Par rapport au traitement des composants automobiles, on ne peut pas se permettre de cycles lents ou d’un processus de polymérisation incohérent. Les éléments en plastique utilisés pour les ornements ou les structures doivent avoir une dureté uniforme, sans que les parties fines ne soient endommagées par la chaleur excessive.
Si l’on utilise uniquement des lampes infrarouges, on risque de créer des zones surchauffées. En revanche, si l’on utilise uniquement des lampes ultraviolets, des zones resteront sous-polymérisées. La solution idéale est donc d’utiliser un système hybride : des lampes infrarouges pour fournir de l’énergie en grande quantité, suivies de lampes ultraviolets pour assurer le polymérisation de la surface.
Ce qui compte vraiment, c’est le contrôle spectral. Nos lampes ultraviolets à vapeur de mercure maintiennent une puissance constante à 365 nm ou 385 nm, avec une intensité maximale de 12 W/cm². La densité d’énergie délivrée atteint alors 800–1200 mJ/cm² sur la surface à traiter. Avec des réflecteurs dichroïques à haute réflexivité et des enveloppes en quartz sans ozone, on obtient une dose homogène sur toute la surface, même à des vitesses de production allant jusqu’à 15 m/min.
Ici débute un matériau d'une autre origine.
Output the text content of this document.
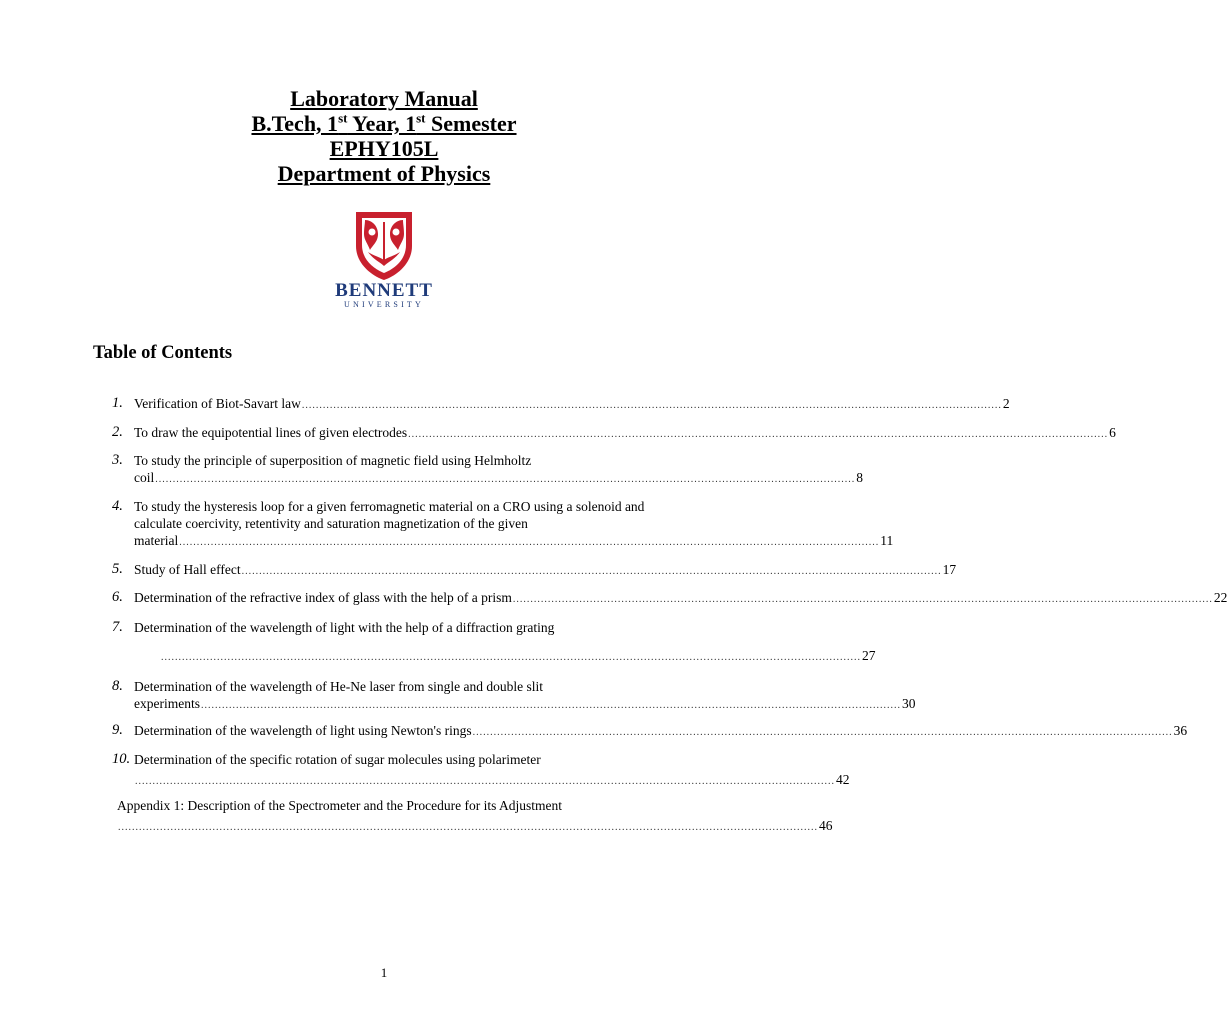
Laboratory Manual
B.Tech, 1st Year, 1st Semester
EPHY105L
Department of Physics
BENNETT
UNIVERSITY
Table of Contents
1. Verification of Biot-Savart law ........................................................................................................................................................................................................ 2
2. To draw the equipotential lines of given electrodes ........................................................................................................................................................................................................ 6
3. To study the principle of superposition of magnetic field using Helmholtz
coil ........................................................................................................................................................................................................ 8
4. To study the hysteresis loop for a given ferromagnetic material on a CRO using a solenoid and calculate coercivity, retentivity and saturation magnetization of the given
material ........................................................................................................................................................................................................ 11
5. Study of Hall effect ........................................................................................................................................................................................................ 17
6. Determination of the refractive index of glass with the help of a prism ........................................................................................................................................................................................................ 22
7. Determination of the wavelength of light with the help of a diffraction grating
........................................................................................................................................................................................................ 27
8. Determination of the wavelength of He-Ne laser from single and double slit
experiments ........................................................................................................................................................................................................ 30
9. Determination of the wavelength of light using Newton's rings ........................................................................................................................................................................................................ 36
10. Determination of the specific rotation of sugar molecules using polarimeter
........................................................................................................................................................................................................ 42
Appendix 1: Description of the Spectrometer and the Procedure for its Adjustment
........................................................................................................................................................................................................ 46
1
Le module infrarouge utilise des émetteurs en quartz à ondes moyennes, adaptés à l’absorption des couches en poudre et en bois. Il chauffe rapidement la surface, sans la brûler.
Les avantages sont mesurables : le préchauffage par infrarouges permet de réduire la dose d’UV nécessaire, ce qui diminue la consommation d’énergie et prolonge la durée de vie des lampes. Le temps de cycle diminue de 20 à 35 % par rapport aux méthodes traditionnelles, avec moins de rejets dus à des problèmes d’adhérence ou de brillance inégale. Nous avons vu des unités fonctionner pendant plus de 5 000 heures avec moins de 5 % de baisse de performance. De plus, ce système hybride garantit la stabilité dimensionnelle des pièces en métal et en plastique fines.
Lors de l’intégration de ces technologies, il est essentiel de contrôler précisément les paramètres. Il faut utiliser une alimentation en circuit fermé avec surveillance de l’arc électrique, ainsi que des vérifications spectroscopiques à l’aide d’un radiomètre. Il est également important de protéger la zone infrarouge du réflecteur ultraviolet, sinon on risque des interférences spectrales et un surchauffage.
Il faut attendre 24 heures pour que la performance des lampes soit stable. Avant de définir les paramètres d’irradiation, il est nécessaire de vérifier les limites de température de la surface à traiter.